Wemyss Malts was founded in 2005 by William Wemyss. William had previous experience in the wine industry but decided that indulging in the family passion for whisky would be the next logical step. The Wemyss family have long established links with the scotch industry – the legendary John Haig built his first distillery on Wemyss land. Many modern distillers use barley grown on the estate to produce their whisky and Cameron Bridge grain distillery is only six miles from the family home at Wemyss Castle.

The company adopted a somewhat unique approach to their releases, naming each whisky for it’s taste and aroma rather than distillery name. The core range of Blended Malts are Spice King, Peat Chimney and The Hive while they also release some excellent Single Cask bottlings and produce the Lord Elcho blend.

Seeking to cement their place in the whisky industry William Wemyss saw potential in the Kingsbarns Distillery project in Fife and invested more than £3 million in 2013 so that the company might own it’s own distillery. Kingsbarns Distillery is built within an 18th century farmstead near to the tourist centre of St Andrews and has been producing spirit as of February 2015. So no whisky to sample just yet, but hopefully we’ll see something from Kingsbarns in the next couple of years.

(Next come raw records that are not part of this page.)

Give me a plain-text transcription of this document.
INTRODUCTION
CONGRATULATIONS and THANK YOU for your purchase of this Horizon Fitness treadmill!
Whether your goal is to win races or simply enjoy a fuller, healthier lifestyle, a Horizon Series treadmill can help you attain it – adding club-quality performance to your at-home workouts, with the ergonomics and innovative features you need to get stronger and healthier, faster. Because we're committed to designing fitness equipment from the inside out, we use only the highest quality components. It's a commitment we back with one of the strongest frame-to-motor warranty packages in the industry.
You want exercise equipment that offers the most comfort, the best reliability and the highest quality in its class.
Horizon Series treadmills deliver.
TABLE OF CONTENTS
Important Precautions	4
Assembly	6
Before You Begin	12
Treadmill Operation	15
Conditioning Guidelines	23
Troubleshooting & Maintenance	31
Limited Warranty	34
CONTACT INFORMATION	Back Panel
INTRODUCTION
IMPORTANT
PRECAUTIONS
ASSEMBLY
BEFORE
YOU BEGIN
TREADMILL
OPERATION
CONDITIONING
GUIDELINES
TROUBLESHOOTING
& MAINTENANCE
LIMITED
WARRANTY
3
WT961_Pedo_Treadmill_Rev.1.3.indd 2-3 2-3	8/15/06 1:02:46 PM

Fortunately though, we have the rest of the Wemyss range to sample in the meantime and I thought I’d use this review to talk about Kiln Embers. This was a limited edition Blended Malt released in 2015 to celebrate 10 years of Wemyss Malts and it apparenlty features twice the single malt content from Islay as their other peated release, Peat Chimney. It has been bottled at 46%, is non-chill filtered and comes in at a very reasonable £40 – £45.

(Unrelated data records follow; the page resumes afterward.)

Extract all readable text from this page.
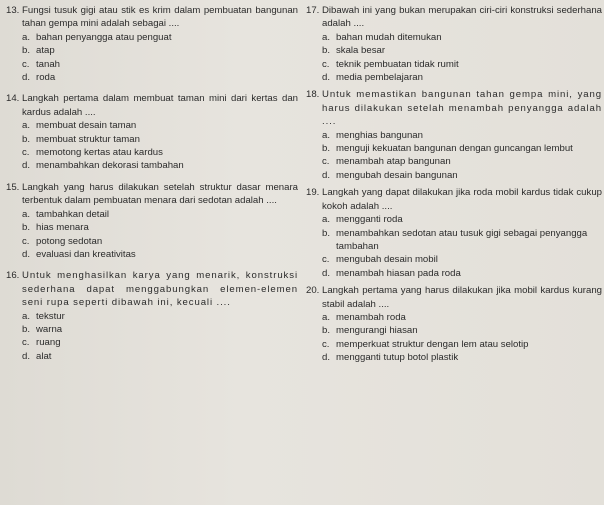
13. Fungsi tusuk gigi atau stik es krim dalam pembuatan bangunan tahan gempa mini adalah sebagai ....
a. bahan penyangga atau penguat
b. atap
c. tanah
d. roda
14. Langkah pertama dalam membuat taman mini dari kertas dan kardus adalah ....
a. membuat desain taman
b. membuat struktur taman
c. memotong kertas atau kardus
d. menambahkan dekorasi tambahan
15. Langkah yang harus dilakukan setelah struktur dasar menara terbentuk dalam pembuatan menara dari sedotan adalah ....
a. tambahkan detail
b. hias menara
c. potong sedotan
d. evaluasi dan kreativitas
16. Untuk menghasilkan karya yang menarik, konstruksi sederhana dapat menggabungkan elemen-elemen seni rupa seperti dibawah ini, kecuali ....
a. tekstur
b. warna
c. ruang
d. alat
17. Dibawah ini yang bukan merupakan ciri-ciri konstruksi sederhana adalah ....
a. bahan mudah ditemukan
b. skala besar
c. teknik pembuatan tidak rumit
d. media pembelajaran
18. Untuk memastikan bangunan tahan gempa mini, yang harus dilakukan setelah menambah penyangga adalah ....
a. menghias bangunan
b. menguji kekuatan bangunan dengan guncangan lembut
c. menambah atap bangunan
d. mengubah desain bangunan
19. Langkah yang dapat dilakukan jika roda mobil kardus tidak cukup kokoh adalah ....
a. mengganti roda
b. menambahkan sedotan atau tusuk gigi sebagai penyangga tambahan
c. mengubah desain mobil
d. menambah hiasan pada roda
20. Langkah pertama yang harus dilakukan jika mobil kardus kurang stabil adalah ....
a. menambah roda
b. mengurangi hiasan
c. memperkuat struktur dengan lem atau selotip
d. mengganti tutup botol plastik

The thought behind the name becomes clear when you nose it. Smoke and Ash leap out at you – like a damp, dying campfire. There’s also Honey, Orange and Lemon and Barley and Biscuit or even Pastry – reminded me a little of an Apple Pie. There’s a lovely silky texture on the palate with Orange and Caramel, lots of Pepper and that Smoke and Ash again with a strong hint of Liquorice.

The ScoresAbout the Scoring…

Smell: 18 / 20. Smokey but not over-poweringly so. There’s a strong Malty quality that shines through as well.

Taste: 18 / 20. Great mouthfeel and well balanced flavours. Again, the smoke is ever-present but doesn’t dominate.

Value for Money: 9.5 / 10. Goes for around £40 in the UK and given the quality it’s a great buy. As the price of some single malts get higher and we are asked to pay more for younger and younger whisky, blended malts like this one represent great value for money.

Overall: 45.5 / 50. Great stuff – assuming you like it smokey. If not, try some of the other releases from Wemyss, you won’t be disappointed.